Sydney in economy last night kind of sucked
While not having fun discovering that my new seats headphone jack didn’t work, so if I wanted to listen to a movie properly I’d have to switch back to my original seat, and you know put out a stranger in the wrong for my personal benefit, something I am incapable of doing….
Did I mention how classy my plastic bag carry on bag medley was yet?

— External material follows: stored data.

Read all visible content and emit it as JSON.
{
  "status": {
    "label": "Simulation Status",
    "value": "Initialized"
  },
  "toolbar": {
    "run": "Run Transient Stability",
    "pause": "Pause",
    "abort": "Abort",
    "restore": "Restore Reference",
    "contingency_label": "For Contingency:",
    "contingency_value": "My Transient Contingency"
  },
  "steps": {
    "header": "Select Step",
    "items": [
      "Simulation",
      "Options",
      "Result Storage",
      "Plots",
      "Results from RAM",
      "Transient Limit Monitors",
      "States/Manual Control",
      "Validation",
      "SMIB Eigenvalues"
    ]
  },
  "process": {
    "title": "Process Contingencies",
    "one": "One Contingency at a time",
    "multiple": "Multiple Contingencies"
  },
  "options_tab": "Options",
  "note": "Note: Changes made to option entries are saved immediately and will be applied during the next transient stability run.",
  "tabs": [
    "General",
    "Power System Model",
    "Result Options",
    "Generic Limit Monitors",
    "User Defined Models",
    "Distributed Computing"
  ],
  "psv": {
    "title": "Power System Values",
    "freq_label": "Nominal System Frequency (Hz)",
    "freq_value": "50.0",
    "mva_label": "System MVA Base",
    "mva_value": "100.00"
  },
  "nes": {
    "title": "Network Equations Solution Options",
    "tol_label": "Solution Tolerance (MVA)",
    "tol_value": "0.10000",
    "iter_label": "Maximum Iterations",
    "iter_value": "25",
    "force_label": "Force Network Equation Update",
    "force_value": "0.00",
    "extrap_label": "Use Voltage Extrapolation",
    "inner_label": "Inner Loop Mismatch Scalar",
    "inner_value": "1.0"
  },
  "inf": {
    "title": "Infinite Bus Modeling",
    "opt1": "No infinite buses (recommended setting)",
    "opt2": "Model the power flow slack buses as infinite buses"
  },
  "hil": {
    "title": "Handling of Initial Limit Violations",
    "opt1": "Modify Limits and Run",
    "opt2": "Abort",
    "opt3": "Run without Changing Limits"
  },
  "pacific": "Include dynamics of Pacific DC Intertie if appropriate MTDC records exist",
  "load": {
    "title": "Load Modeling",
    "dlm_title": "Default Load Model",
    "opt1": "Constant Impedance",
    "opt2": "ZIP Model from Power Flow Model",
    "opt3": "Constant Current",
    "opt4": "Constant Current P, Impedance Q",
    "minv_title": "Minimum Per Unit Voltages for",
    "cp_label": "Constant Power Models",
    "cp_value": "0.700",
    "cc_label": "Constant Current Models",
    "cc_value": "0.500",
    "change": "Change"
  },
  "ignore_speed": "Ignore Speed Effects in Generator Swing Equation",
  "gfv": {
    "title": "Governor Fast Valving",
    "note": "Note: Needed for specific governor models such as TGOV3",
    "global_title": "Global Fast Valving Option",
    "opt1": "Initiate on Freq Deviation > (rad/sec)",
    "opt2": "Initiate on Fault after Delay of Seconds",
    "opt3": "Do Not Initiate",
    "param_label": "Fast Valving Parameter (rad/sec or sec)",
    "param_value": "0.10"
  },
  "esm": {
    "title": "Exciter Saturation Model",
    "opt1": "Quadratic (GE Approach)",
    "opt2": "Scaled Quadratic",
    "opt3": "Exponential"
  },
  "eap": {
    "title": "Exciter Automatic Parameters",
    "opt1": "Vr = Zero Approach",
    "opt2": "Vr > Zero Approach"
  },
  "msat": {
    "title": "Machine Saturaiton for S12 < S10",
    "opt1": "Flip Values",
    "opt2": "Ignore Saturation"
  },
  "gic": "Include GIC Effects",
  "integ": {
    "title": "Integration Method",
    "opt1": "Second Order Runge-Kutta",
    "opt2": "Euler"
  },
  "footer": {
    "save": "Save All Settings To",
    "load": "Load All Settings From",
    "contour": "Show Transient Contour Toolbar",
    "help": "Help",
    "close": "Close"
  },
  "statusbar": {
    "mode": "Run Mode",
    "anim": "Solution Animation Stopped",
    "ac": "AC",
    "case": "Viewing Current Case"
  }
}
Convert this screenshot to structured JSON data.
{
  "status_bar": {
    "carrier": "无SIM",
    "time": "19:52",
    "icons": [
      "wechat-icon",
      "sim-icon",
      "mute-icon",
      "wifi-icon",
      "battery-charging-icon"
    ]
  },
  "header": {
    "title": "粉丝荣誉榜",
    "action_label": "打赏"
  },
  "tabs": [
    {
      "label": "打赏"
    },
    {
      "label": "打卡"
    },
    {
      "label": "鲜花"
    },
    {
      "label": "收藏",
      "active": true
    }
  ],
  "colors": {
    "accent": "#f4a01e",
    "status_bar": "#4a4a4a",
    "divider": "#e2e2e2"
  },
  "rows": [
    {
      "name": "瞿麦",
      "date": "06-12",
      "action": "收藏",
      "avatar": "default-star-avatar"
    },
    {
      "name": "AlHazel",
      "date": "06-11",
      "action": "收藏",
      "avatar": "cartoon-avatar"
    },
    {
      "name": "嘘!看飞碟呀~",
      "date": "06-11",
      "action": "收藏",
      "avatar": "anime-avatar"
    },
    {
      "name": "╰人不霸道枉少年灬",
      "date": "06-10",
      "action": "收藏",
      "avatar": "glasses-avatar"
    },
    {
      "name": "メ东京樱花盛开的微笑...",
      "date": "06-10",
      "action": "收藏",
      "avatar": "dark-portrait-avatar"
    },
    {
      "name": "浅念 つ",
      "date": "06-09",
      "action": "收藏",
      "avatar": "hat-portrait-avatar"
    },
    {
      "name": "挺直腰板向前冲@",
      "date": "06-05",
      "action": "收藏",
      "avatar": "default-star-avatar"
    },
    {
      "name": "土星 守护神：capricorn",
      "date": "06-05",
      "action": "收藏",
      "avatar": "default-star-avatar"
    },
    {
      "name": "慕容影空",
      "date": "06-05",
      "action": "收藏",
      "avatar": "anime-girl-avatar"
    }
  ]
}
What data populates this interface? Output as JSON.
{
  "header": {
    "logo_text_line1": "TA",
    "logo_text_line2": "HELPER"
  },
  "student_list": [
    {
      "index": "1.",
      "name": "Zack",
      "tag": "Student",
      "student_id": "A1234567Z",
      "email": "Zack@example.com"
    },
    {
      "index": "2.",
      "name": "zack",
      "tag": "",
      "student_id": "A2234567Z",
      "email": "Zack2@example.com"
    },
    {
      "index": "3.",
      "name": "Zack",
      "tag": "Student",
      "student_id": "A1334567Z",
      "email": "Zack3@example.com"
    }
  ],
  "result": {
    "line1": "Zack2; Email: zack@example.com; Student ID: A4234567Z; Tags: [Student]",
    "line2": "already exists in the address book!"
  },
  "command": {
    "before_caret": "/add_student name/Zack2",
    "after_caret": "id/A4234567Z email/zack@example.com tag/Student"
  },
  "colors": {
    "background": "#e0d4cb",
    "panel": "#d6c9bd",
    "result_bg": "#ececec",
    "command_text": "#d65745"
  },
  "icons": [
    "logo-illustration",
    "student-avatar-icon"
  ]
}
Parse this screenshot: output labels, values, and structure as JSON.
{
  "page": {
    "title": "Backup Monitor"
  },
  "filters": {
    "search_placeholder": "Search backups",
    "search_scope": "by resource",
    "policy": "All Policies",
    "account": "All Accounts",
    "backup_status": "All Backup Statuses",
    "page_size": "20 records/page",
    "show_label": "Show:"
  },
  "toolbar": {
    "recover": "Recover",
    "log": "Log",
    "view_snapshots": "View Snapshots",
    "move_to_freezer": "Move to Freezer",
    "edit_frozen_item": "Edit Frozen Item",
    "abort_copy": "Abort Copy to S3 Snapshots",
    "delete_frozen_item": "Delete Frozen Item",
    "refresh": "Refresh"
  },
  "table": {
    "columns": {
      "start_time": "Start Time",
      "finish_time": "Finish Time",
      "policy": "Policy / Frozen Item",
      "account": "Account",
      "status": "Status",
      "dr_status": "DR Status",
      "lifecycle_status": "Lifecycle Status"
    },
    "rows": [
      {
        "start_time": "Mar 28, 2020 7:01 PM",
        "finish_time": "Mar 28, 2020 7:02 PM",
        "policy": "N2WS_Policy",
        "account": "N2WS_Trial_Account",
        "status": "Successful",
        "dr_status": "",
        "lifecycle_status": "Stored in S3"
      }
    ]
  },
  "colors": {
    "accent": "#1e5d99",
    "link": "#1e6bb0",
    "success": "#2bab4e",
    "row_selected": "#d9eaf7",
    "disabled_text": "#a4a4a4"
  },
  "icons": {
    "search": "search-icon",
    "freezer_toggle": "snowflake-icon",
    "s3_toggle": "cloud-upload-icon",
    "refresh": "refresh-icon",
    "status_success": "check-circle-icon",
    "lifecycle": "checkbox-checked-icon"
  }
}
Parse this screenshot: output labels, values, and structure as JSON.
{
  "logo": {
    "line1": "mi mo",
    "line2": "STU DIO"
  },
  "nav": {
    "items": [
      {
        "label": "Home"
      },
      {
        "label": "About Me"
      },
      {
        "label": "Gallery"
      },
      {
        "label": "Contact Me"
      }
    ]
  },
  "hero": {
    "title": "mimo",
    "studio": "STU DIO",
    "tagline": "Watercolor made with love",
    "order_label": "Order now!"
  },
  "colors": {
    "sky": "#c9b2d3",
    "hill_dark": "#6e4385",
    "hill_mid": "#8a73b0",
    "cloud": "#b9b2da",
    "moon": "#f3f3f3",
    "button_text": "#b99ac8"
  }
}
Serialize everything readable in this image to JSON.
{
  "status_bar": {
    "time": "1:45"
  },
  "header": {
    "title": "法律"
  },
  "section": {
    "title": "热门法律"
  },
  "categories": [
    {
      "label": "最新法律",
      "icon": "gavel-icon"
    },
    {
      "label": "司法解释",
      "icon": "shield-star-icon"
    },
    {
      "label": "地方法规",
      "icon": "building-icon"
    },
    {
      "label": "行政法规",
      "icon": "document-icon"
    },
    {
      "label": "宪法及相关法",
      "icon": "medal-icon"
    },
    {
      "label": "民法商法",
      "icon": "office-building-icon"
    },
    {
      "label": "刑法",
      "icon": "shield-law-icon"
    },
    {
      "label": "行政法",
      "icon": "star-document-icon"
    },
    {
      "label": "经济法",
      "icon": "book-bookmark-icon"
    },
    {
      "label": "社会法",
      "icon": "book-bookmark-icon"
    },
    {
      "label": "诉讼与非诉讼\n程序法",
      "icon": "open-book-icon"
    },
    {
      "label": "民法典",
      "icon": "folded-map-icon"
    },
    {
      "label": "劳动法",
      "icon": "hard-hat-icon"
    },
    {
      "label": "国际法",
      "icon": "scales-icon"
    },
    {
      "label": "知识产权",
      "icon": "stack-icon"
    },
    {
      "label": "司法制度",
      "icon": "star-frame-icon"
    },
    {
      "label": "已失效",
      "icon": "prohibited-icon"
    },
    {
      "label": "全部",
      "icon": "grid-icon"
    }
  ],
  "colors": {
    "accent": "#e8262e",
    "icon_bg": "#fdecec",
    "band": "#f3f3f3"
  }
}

Crying baby right near me- check
Genuine death fearing turbulence - check
Epic long, long wait to for the turbulence to stop so I could eventually piss and ease my kidney ache - check
Good result, decent amount of sleep, not sure how I fared during this time in my mission statement of: 'Don't make my seat partners pissed off they got me instead of who they should have gotten, that asshole behind me who actually seems really quiet and I don’t think has had to pee once'
'You ever r b’ said my aisle seat mate
'What?' I replied
'Ben rrr a?'
'What? Oh oh oh oh have I been to Australia before? Yeah I’m from there actually, do you need any advice, um I ca….'
'NOOOO, I said DO .... YOU .... HAVE ... A PEN I CAN BORROW?'
Oh fuck I'm such a tool….
Yes, I heard him clearly, the FIRST TIME.
'No worries I replied'
I pulled out my pen, and handed it to him with zero embarrassment necessary - I've truly never felt prouder of myself! Joy!